Ausgrenzungen verhindern

betr.: „Die Dümmermacher“, „Wir sperren behinderte Kinder aus“, taz vom 26. 7. 07

Ich frage mich, warum viele gehörlose Jugendliche, die außer ihrer Hörbehinderung keine Einschränkung haben, die für sie konzipierte Schulform verlassen und weder auf die Anforderungen der Berufswelt vorbereitet sind, noch die Kernkompetenzen wie Schreiben und Lesen so sicher beherrschen, dass sie beruflich bestehen können.

Die wissenschaftlichen Erkenntnisse, die Grundsätze über Gehörlosigkeit und die daraus erwachsenden Informations- und Wissensdefizite, sind hinlänglich bekannt, finden aber nur mühsam den Weg in den Schulalltag. Liegt es auch daran, dass die dort unterrichtenden PädagogInnen die Gebärdensprache oft nur rudimentär beherrschen und so eine sichere Kommunikation und gute Zusammenarbeit zwischen LehrerInnen und SchülerInnen gar nicht erst entstehen kann?

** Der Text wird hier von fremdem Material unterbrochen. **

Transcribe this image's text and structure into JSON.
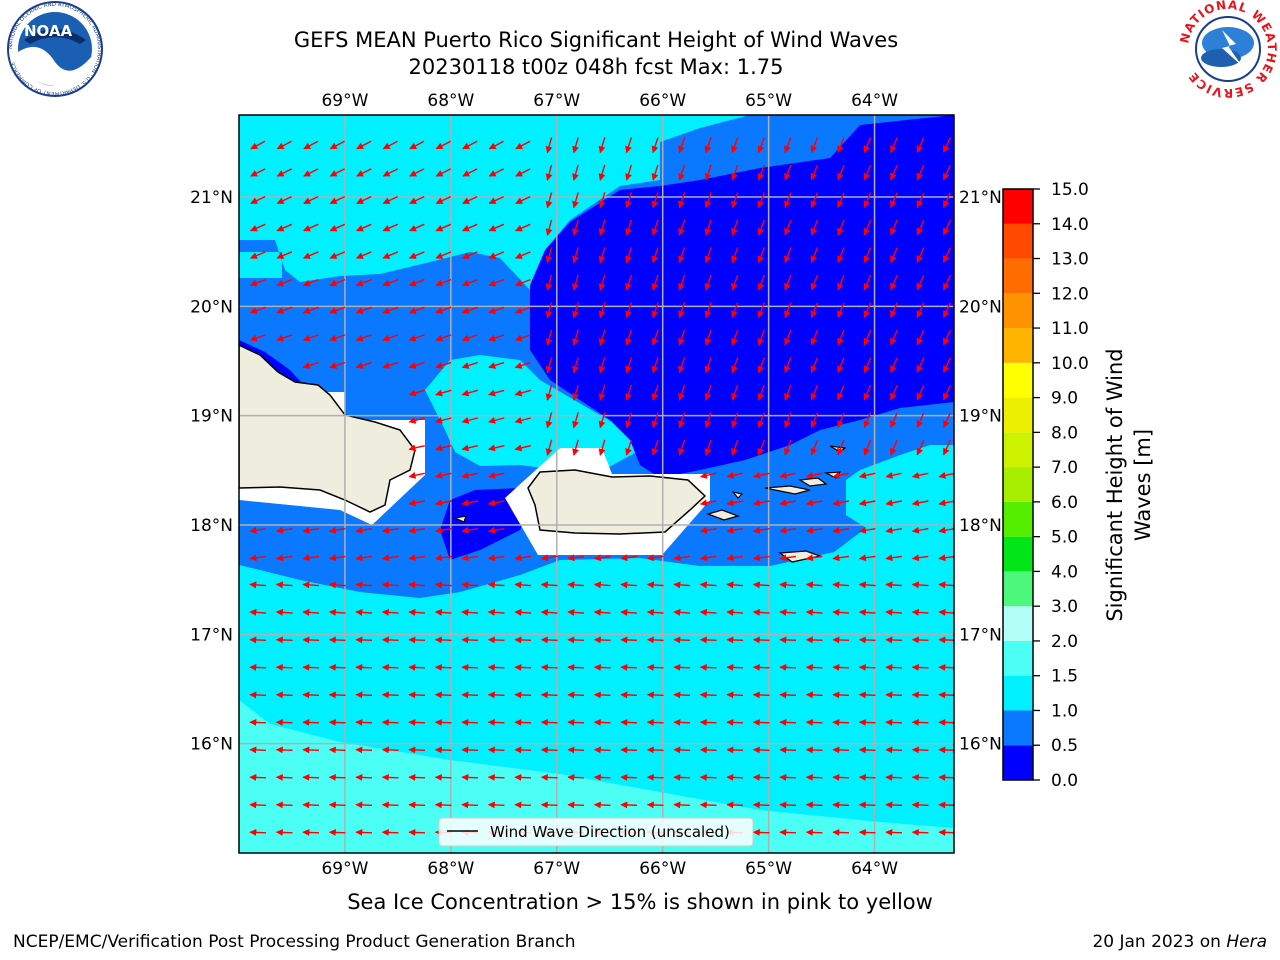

Schwerhörigenschulen sind in aller Regel technisch so gut ausgestattet, dass der Unterricht lautsprachlich über die Hörgeräte und Mikrophone erfolgen könnte. Leider nur steht auch hier in der Regel die beste Technik, die im Übrigen aus Steuermitteln finanziert wird, ungenutzt herum. Die wichtigste Voraussetzung, um später im Beruf selbstbewusst mit der Hörschädigung und den technischen Hilfsmitteln umgehen zu können, wird nicht im Schulalltag quasi nebenbei erlernt. Die Jugendlichen müssen sich in ihrem weiteren Ausbildungsweg die Technik erst erarbeiten und mühsam lernen, damit angemessen umzugehen. Und das im Grunde nur, weil die Lehrer keinen Zugang zur vorhandenen Technik finden.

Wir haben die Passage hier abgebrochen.